After ten years at CBS, Linderman took a job as a researcher on the PBS and BBC collaboration “The Edge,” a culture and art show presented by Robert Krulwich. The Edge ran for one year and was not renewed. Linderman spent his final years in New York researching at the BBDO ad agency; he left Manhattan in 2005.

In about 2008 Linderman began blogging about his collections. He has been interviewed and profiled in various print publications and web sites about his collection, publications and blogs. He was the subject of a full-page profile in the New York Times in 2012

== Publications ==

Linderman has compiled more than a dozen art and photography books. In 2015 his book The Birth of Rock and Roll was included on the No Depression list of new music books worth attention.

Linderman's collection formed the basis of the album Take Me to the Water: Immersion Baptism in Vintage Music and Photography 1890-1950 and museum exhibit at New York's International Center of Photography in 2011. He was listed as "co-producer" on the publication. Linderman had spent years collecting immersion baptism photos, which came to the attention of Atlanta-based record label Dust to Digital. They paired up 75 photographs from Linderman's collection with vintage recordings of baptism themed songs. The resulting book and CD were nominated for a Grammy in the best historical release category. The original photographs were subsequently donated to the International Center of Photography.

Linderman writes three blogs. “Dull Tool Dim Bulb” is an art blog that corresponds mainly to photography, books and various antiquated curiosities. “Vintage Sleaze” which Linderman describes as a “smut market,” deals with 50s and 60s era hypocrisy, often profiling forgotten artists and purveyors of soft-core erotica and “Old Time Religion,” is focused on old time religious artifacts. Linderman uses these blogs to describe items from his collection and to put them into historical and cultural context.

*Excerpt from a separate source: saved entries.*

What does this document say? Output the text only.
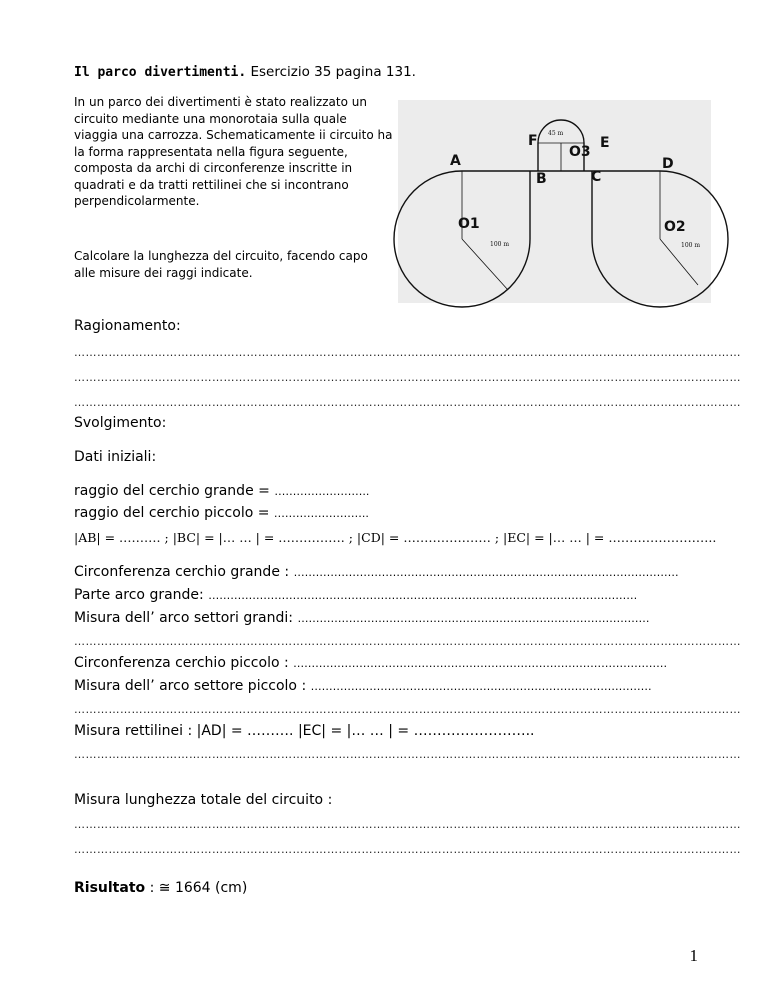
Il parco divertimenti. Esercizio 35 pagina 131.
In un parco dei divertimenti è stato realizzato un circuito mediante una monorotaia sulla quale viaggia una carrozza. Schematicamente ii circuito ha la forma rappresentata nella figura seguente, composta da archi di circonferenze inscritte in quadrati e da tratti rettilinei che si incontrano perpendicolarmente.
Calcolare la lunghezza del circuito, facendo capo alle misure dei raggi indicate.
A
B	C
D
E
F
O1	O2
O3
45 m
100 m	100 m
Ragionamento:
…………………………………………………………………………………………………………………………………………………………
…………………………………………………………………………………………………………………………………………………………
…………………………………………………………………………………………………………………………………………………………
Svolgimento:
Dati iniziali:
raggio del cerchio grande = ……………………..
raggio del cerchio piccolo = ……………………..
|AB| = ………. ; |BC| = |… … | = ……………. ; |CD| = ………………… ; |EC| = |… … | = ……………………..
Circonferenza cerchio grande : ……………………………………………………………………………………………
Parte arco grande: ………………………………………………………………………………………………………
Misura dell’ arco settori grandi: ……………………………………………………………………………………
…………………………………………………………………………………………………………………………………………………………
Circonferenza cerchio piccolo : …………………………………………………………………………………………
Misura dell’ arco settore piccolo : …………………………………………………………………………………
…………………………………………………………………………………………………………………………………………………………
Misura rettilinei : |AD| = ………. |EC| = |… … | = ……………………..
…………………………………………………………………………………………………………………………………………………………
Misura lunghezza totale del circuito :
…………………………………………………………………………………………………………………………………………………………
…………………………………………………………………………………………………………………………………………………………
Risultato : ≅ 1664 (cm)
1
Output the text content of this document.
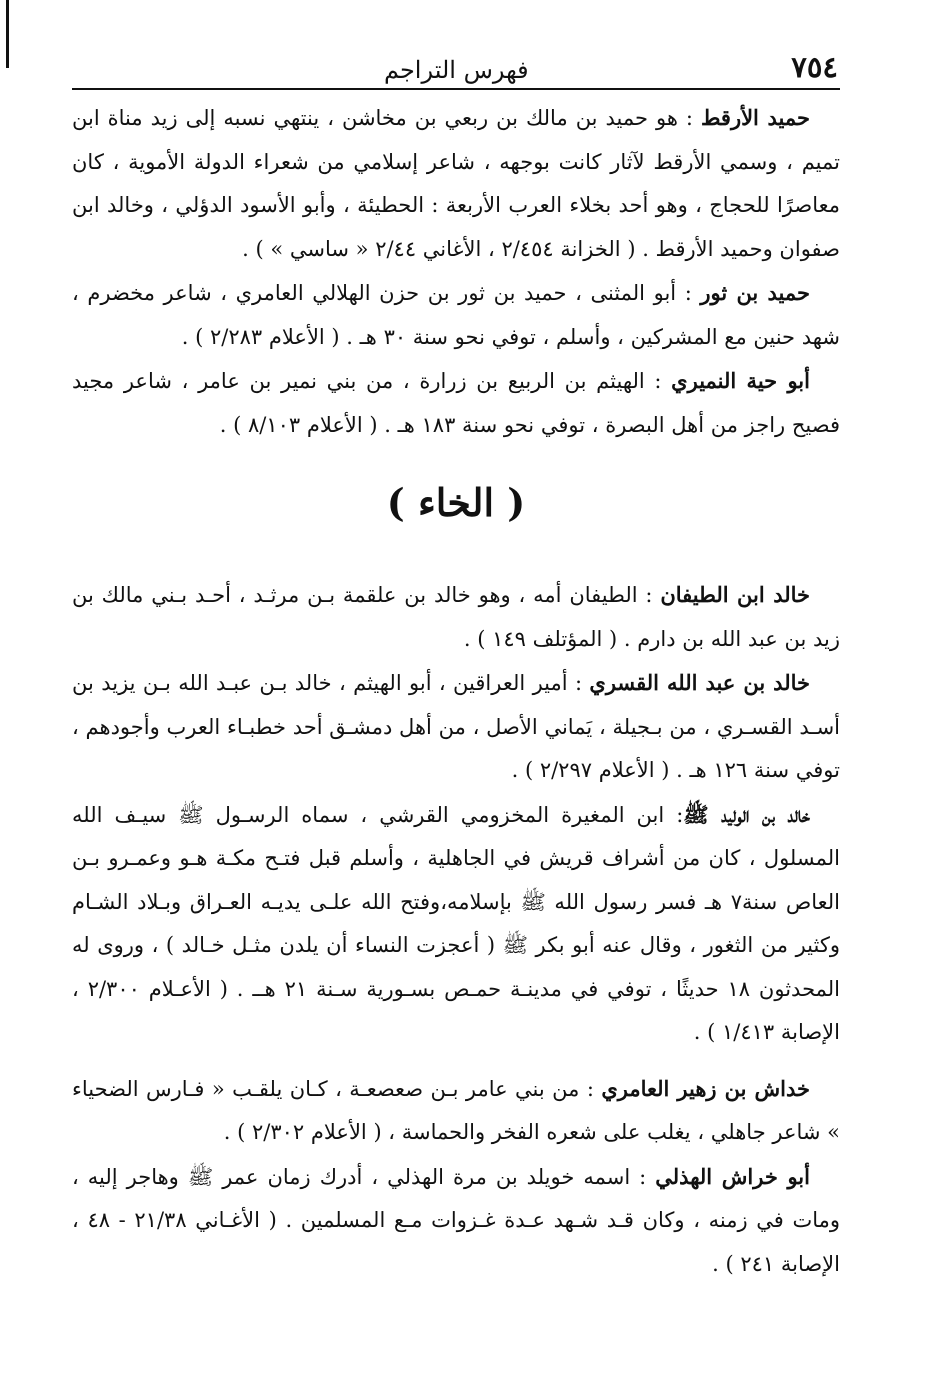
٧٥٤
فهرس التراجم

حميد الأرقط : هو حميد بن مالك بن ربعي بن مخاشن ، ينتهي نسبه إلى زيد مناة ابن تميم ، وسمي الأرقط لآثار كانت بوجهه ، شاعر إسلامي من شعراء الدولة الأموية ، كان معاصرًا للحجاج ، وهو أحد بخلاء العرب الأربعة : الحطيئة ، وأبو الأسود الدؤلي ، وخالد ابن صفوان وحميد الأرقط . ( الخزانة ٢/٤٥٤ ، الأغاني ٢/٤٤ « ساسي » ) .

حميد بن ثور : أبو المثنى ، حميد بن ثور بن حزن الهلالي العامري ، شاعر مخضرم ، شهد حنين مع المشركين ، وأسلم ، توفي نحو سنة ٣٠ هـ . ( الأعلام ٢/٢٨٣ ) .

أبو حية النميري : الهيثم بن الربيع بن زرارة ، من بني نمير بن عامر ، شاعر مجيد فصيح راجز من أهل البصرة ، توفي نحو سنة ١٨٣ هـ . ( الأعلام ٨/١٠٣ ) .

( الخاء )

خالد ابن الطيفان : الطيفان أمه ، وهو خالد بن علقمة بـن مرثـد ، أحـد بـني مالك بن زيد بن عبد الله بن دارم . ( المؤتلف ١٤٩ ) .

خالد بن عبد الله القسري : أمير العراقين ، أبو الهيثم ، خالد بـن عبـد الله بـن يزيد بن أسـد القسـري ، من بـجيلة ، يَماني الأصل ، من أهل دمشـق أحد خطبـاء العرب وأجودهم ، توفي سنة ١٢٦ هـ . ( الأعلام ٢/٢٩٧ ) .

خالد بن الوليد ﷺ: ابن المغيرة المخزومي القرشي ، سماه الرسـول ﷺ سيـف الله المسلول ، كان من أشراف قريش في الجاهلية ، وأسلم قبل فتـح مكـة هـو وعمـرو بـن العاص سنة٧ هـ فسر رسول الله ﷺ بإسلامه،وفتح الله علـى يديـه العـراق وبـلاد الشـام وكثير من الثغور ، وقال عنه أبو بكر ﷺ ( أعجزت النساء أن يلدن مثـل خـالد ) ، وروى له المحدثون ١٨ حديثًا ، توفي في مدينـة حمـص بسـورية سـنة ٢١ هــ . ( الأعـلام ٢/٣٠٠ ، الإصابة ١/٤١٣ ) .

خداش بن زهير العامري : من بني عامر بـن صعصعـة ، كـان يلقـب « فـارس الضحياء » شاعر جاهلي ، يغلب على شعره الفخر والحماسة ، ( الأعلام ٢/٣٠٢ ) .

أبو خراش الهذلي : اسمه خويلد بن مرة الهذلي ، أدرك زمان عمر ﷺ وهاجر إليه ، ومات في زمنه ، وكان قـد شـهد عـدة غـزوات مـع المسلمين . ( الأغـاني ٢١/٣٨ - ٤٨ ، الإصابة ٢٤١ ) .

Linderman has written a number of articles for collecting magazines, including Paraphilia and Collectors Weekly.

== Personal ==
Linderman resides with his wife, adjunct instructor Janna Rosenkranz.

== Bibliography ==

- Volume Two: The International Discography of the New Wave. B. George and Martha DeFoe with Henry Beck, Nancy Breslow and Jim Linderman. One Ten Records / Omnibus Press (UK), 1982. ISBN 0-7119-0050-7
- Proto-Porn: The Art Figure Study Scam of the 1950s, Published by Blurb, May 8, 2012.
- I'M WITH DUMMY Vent Figures and Blockheads, Published by Blurb, May 5, 2012.
- Vintage Photographs of Arcane Americana The Jim Linderman Collection, Published by Blurb, December 16, 2011.
- Secret History of the Black Pin Up, Published by Blurb, September 16, 2011.
- The Horrible Handmade Postcards of Anonymous, Published by Blurb, August 6, 2011.
- old-time-religion, Published by Blurb, March 28, 2011.
- SMUT BY MAIL, Published by Blurb, February 1, 2011.
- The Thousand Dollar Book, Published by Blurb, December 19, 2010.
- The Painted Backdrop, Published by Blurb, May 25, 2010.
- American Portraits, Published by Blurb, April 6, 2010.
- Camera Club Girls, Published by Blurb, March 29, 2010.
- In Situ: American Folk Art in Place, Published by Blurb, February 19, 2010.
- Gals Gams Garters, Published by Blurb, November 22, 2009.
- Shy Shamed Secret Shadowed Hidden, Published by Blurb, November 9, 2009.
- TAKE ME TO THE WATER: IMMERSION BAPTISM IN VINTAGE MUSIC AND PHOTOGRAPHY 1890-1950, Photographs from the Jim Linderman collection with a CD of historic early recordings. 96 Page Hardcover with Dust Jacket. Produced by Steven Lance Ledbetter. Essays by Jim Linderman and Luc Sante. Published 2009 by Dust to Digital.